Once you reach the mall, you try reverting to the plan by parking at the South Entrance. Leandra says, “Oh, not here. The store’s at the other end.” You put the car in reverse and merge back onto the loop. “I think I need a haircut, too, Dad…something with bangs. Maybe.”
“You’d look nice in bangs,” you say.
“Really? Mom’s not so hot on them.”
The day progresses among a tangle of destinations. You gain firsthand knowledge of what a boutique is, how to pronounce it, and how you can save a ton of money by shopping the back corners. You learn how a moderate platform shoe doesn’t really over arch the foot; how your daughter’s drowning in math class, absolutely despises changing in the locker room, and adores a sophomore named, Seth, who, incidentally, will be at tonight’s dance. All this and how mineral-based make-up reduces acne.
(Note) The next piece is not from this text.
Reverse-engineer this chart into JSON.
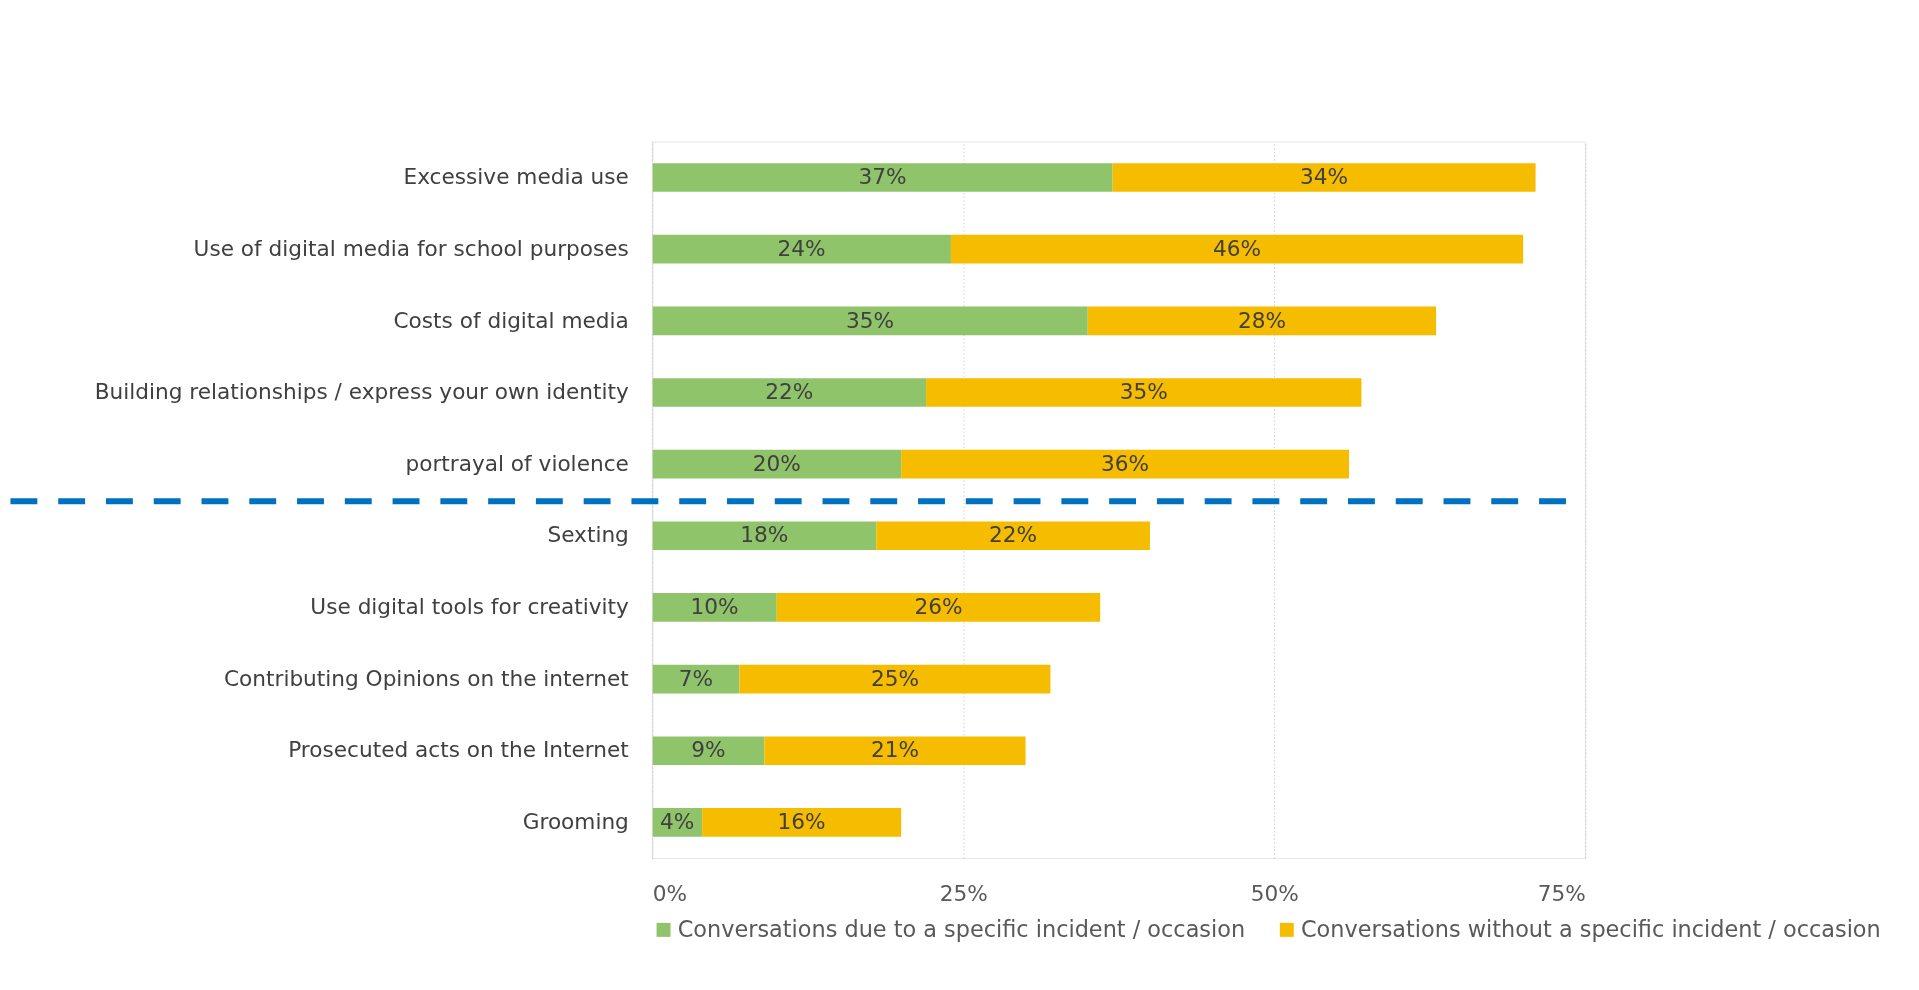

You glean from some of what is said, and some of what's not said, that your wife has some control issues. Yet, foolishly, the doubts, second-guessing, and fear don’t really kick in until Leandra’s upstairs getting ready and Ellen’s outside parking the car.
An image appears in your mind’s eye—your daughter making her grand entrance into the living room. She’s wearing a black strapless mini-dress with fringe at the hem. Perhaps you went overboard. Waves churn through your gut as Ellen opens the front door and announces in three syllables, “I’m ho-ome.’ She drops her bag.
“Ellen, you’re home.”
“Come here, Decker—you big lug of handsomeness.”
And now someone’s really coming down the stairs—clopping because she’s just not used to peep-toed platforms.
Your wife gasps. “Black?”
“It’s not orange,” you point out.
“Decker!” she yells. You wish lighting would zap you. Poof.
But then she crumbles. “It’s all my fault,” she cries. “I didn’t give you enough guidance.”
Phew! That was a close one, buddy.
Tomorrow you can tackle the problem of exactly how much guidance she likes to give.
For tonight, breathe easy.
Every man deserves to savor a rare and poetic victory.